Introduction: Communication protocols play a pivotal role in the world of data transmission. In such protocols, a transmitting device sends data to a receiving device, but there’s no guarantee that the entire data will be received successfully. Issues like overflow and underflow can disrupt the seamless flow of data. To address these situations, PCIe (Peripheral Component Interconnect Express) incorporates a vital concept known as flow control credits.
Flow Control Credits in PCIe: Flow control (FC) credits serve as indicators of available buffer space within the receiving device. These flow control credits are defined as Data Link Layer Packets (DLLPs) in the PCIe architecture. In Non-Flit mode, each Virtual Channel (VC) at each port possesses dedicated flow control credits. These credits are comprised of both headers and data, with header credits consisting of 5 Data Words (DW) for requests and 4 DW for completions, and data credits being 4 DW (16 Bytes) in size.
Types of Flow Control Transactions: These flow control credits utilize three types of transactions to define available buffer space: Posted (P), Non-posted (NP), and Completions (Cpl).
Flow Control Initialization: The available buffer space is communicated using three FC_INIT DLLPs in a defined order of transactions: Posted, Non-posted, and Completions. When the receiver advertises available credits, the transmitter uses this information to determine when and how to send packets, ensuring data isn’t lost in the process.
Addressing Potential Deadlocks: However, there is a possibility of encountering deadlock conditions in the link. This can occur when there is a mismatch in the transaction order, leading to traffic congestion.
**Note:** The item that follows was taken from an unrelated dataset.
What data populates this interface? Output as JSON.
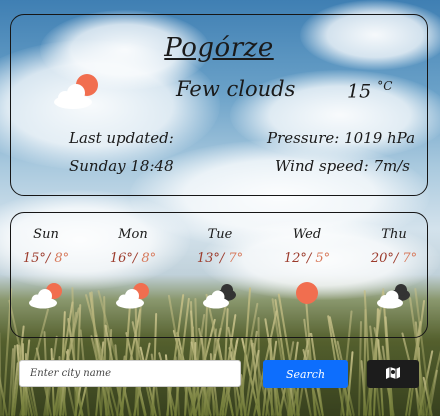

This is particularly concerning as data rates are set to increase or even double in PCIe 6.0, necessitating more virtual channels to handle the increased traffic. This, in turn, requires more buffer space and credits, resulting in higher costs and complex hardware designs.
Introducing Shared Flow Control Credits in Flit Mode: To tackle this issue, shared flow control credits were introduced in Flit mode. In this mode, a VC can have both shared and dedicated flow control credits. When the dedicated credits are exhausted, the remaining credits are stored in the shared flow control credits. This approach involves six FC_INIT DLLPs – three for dedicated credits and three for shared credits. Any overflowing credits from VCs are placed in the shared flow control credit pool, which can be utilized as needed.
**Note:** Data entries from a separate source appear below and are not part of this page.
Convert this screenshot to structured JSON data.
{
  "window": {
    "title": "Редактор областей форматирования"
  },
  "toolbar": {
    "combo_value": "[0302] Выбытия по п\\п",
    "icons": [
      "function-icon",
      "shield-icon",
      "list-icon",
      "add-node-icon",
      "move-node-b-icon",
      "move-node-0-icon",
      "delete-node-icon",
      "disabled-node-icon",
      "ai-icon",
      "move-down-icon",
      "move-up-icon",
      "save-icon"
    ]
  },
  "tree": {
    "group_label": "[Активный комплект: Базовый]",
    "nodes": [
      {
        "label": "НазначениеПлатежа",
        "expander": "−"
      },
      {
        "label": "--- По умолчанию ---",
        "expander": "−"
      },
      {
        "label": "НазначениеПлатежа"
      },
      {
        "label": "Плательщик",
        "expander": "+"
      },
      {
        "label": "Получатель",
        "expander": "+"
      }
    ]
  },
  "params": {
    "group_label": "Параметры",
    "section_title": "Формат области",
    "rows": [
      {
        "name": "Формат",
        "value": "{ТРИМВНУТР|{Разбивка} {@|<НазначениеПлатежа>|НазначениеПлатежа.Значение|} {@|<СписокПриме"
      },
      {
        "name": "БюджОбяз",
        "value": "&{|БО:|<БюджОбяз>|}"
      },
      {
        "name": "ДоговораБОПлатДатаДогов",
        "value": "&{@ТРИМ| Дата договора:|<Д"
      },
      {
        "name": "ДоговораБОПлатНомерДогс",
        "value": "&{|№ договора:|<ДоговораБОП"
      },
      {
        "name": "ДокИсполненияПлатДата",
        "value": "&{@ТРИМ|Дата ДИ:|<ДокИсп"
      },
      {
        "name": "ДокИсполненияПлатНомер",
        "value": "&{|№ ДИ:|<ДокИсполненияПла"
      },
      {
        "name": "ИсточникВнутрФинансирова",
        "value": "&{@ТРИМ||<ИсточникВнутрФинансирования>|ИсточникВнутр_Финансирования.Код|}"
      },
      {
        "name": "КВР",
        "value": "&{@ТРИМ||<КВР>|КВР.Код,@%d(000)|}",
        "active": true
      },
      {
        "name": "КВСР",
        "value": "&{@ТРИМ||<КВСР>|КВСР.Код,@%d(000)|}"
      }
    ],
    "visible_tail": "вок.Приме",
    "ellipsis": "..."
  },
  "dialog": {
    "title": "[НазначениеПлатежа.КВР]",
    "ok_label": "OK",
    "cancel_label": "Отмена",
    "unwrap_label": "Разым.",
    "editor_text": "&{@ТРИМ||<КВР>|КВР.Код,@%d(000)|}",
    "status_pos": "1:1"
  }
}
Enhancing Efficiency and Reliability: One of the key advantages of shared flow control credits is that they can accommodate all types of transactions. In case an order mismatch occurs, the shared pool can be leveraged to ensure the necessary transactions are carried out, thus helping to prevent deadlock situations. Additionally, scaled flow control credits can be employed to allocate a fixed amount of credits, further enhancing the reliability and efficiency of the link while simultaneously reducing costs and simplifying hardware design.
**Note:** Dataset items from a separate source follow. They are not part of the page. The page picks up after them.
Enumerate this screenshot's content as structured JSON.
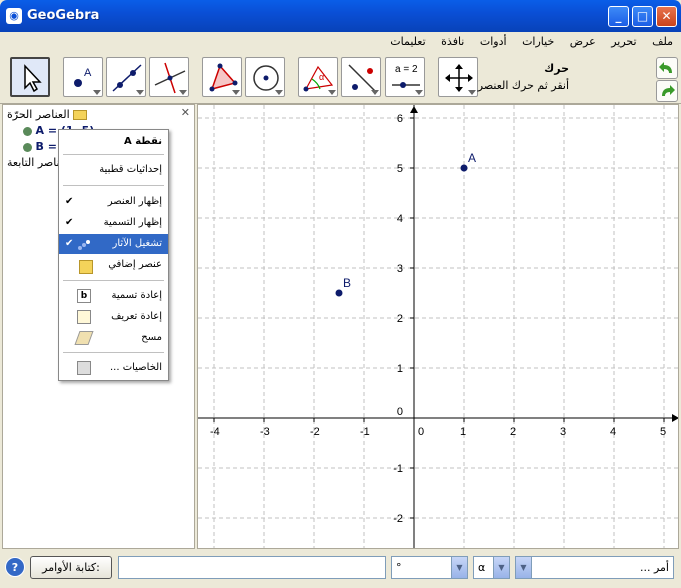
{
  "window": {
    "title": "GeoGebra",
    "minimize": "_",
    "maximize": "□",
    "close": "✕"
  },
  "menu": [
    "ملف",
    "تحرير",
    "عرض",
    "خيارات",
    "أدوات",
    "نافذة",
    "تعليمات"
  ],
  "toolbar": {
    "tool_name": "حرك",
    "tool_hint": "أنقر ثم حرك العنصر",
    "slider_label": "a = 2"
  },
  "algebra": {
    "free_folder": "العناصر الحرّة",
    "dependent_folder": "العناصر التابعة",
    "item_a": "A = (1, 5)",
    "item_b": "B = (-1.5, 2.5)",
    "close": "✕"
  },
  "context_menu": {
    "title": "نقطة A",
    "items": [
      "إحداثيات قطبية",
      "إظهار العنصر",
      "إظهار التسمية",
      "تشغيل الآثار",
      "عنصر إضافي",
      "إعادة تسمية",
      "إعادة تعريف",
      "مسح",
      "الخاصيات ..."
    ]
  },
  "graph": {
    "x_ticks": [
      "-4",
      "-3",
      "-2",
      "-1",
      "0",
      "1",
      "2",
      "3",
      "4",
      "5"
    ],
    "y_ticks": [
      "-2",
      "-1",
      "0",
      "1",
      "2",
      "3",
      "4",
      "5",
      "6"
    ],
    "points": [
      {
        "name": "A",
        "x": 1,
        "y": 5
      },
      {
        "name": "B",
        "x": -1.5,
        "y": 2.5
      }
    ]
  },
  "bottom": {
    "help": "?",
    "input_button": "كتابة الأوامر:",
    "input_value": "",
    "symbol_value": "°",
    "greek_value": "α",
    "command_value": "أمر ..."
  },
  "colors": {
    "point": "#0d1b6b",
    "highlight": "#3169c6",
    "titlebar": "#0a4fd6"
  }
}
Conclusion: In the evolving landscape of data transfer, PCIe continues to adapt and improve its protocols. The introduction of shared flow control credits in Flit mode represents a significant step forward in addressing the challenges posed by increasing data rates. This innovation not only ensures the reliable transmission of data but also contributes to cost savings and streamlined hardware designs, ultimately benefitting the entire industry. As data demands continue to grow, these advancements will play a vital role in maintaining efficient and robust communication protocols.